Rich Eng is one of those Wisconsin voters following along. He says the endorsements by conservatives such as the Cheneys has granted permission for conservatives like him to vote for Harris. The retired executive says he’s been concerned about the direction of the Republican party under Trump since 2016, but he doesn’t identify as a Never Trumper.
Eng says in order to vote for Trump, he’d need the former president to meet three conditions: “He's got to congratulate Joe Biden on the election. He's got to stop his people and himself from doing all these attacks and bullying and lying. And if he can get the party to pass the immigration bill that Senator James Lankford helped write, then I think I would change my mind. But until then, I'm not supporting him.”
Rich Eng also says that the events of January 6, 2021, and Trump’s felony convictions aren’t total deal breakers. “I believe in rule of law, so he's got to serve his time, but I also believe if somebody can change, and he admits that the election was won fair and square by Joe Biden, he apologizes for January 6, he's got to face the consequence of the law, however that may play out, but. But you know, if he truly demonstrates a change of heart and change in character is denoted by, you know, keeping small promises, then I'm willing to give him a chance.”
He didn't see evidence of any of those things happening in the debate.

A tough decision for some conservatives
Eng says he’ll be voting for Harris in November. But for his wife Lena, who also voted for Haley in the primary, the decision is not so simple. She generally doesn’t agree with Democratic policies, and she’s worried about whether Harris would foster bipartisanship in Congress. “Policy wise, I'm not super comfortable with Kamala, but I think she has better character,” Lena Eng says.

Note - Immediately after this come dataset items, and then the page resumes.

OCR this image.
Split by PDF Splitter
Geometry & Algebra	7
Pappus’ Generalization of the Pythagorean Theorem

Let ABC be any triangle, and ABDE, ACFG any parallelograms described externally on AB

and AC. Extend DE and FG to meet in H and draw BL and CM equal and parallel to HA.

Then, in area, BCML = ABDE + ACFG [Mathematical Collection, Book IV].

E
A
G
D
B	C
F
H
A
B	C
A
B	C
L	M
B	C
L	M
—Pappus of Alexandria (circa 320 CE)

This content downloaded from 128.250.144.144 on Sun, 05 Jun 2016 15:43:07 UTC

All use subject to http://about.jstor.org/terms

Eng notes, as someone with Taiwanese parents who immigrated to the U.S. in the 1960’s, Trump’s nickname for the coronavirus as the “China virus” or lies about Haitian immigrants eating pets in Ohio are alarming. She describes her own mother-in-law’s story after immigrating to New York from China.
“She grew up and she had to wear a sign that said, ‘I am not Japanese.’ Because of, you know, World War II happening. Words do matter.”
Back in 2020, Eng didn’t vote for Trump or Biden. She wrote in her pick. She says 2024 might be the first time she votes for a Democrat.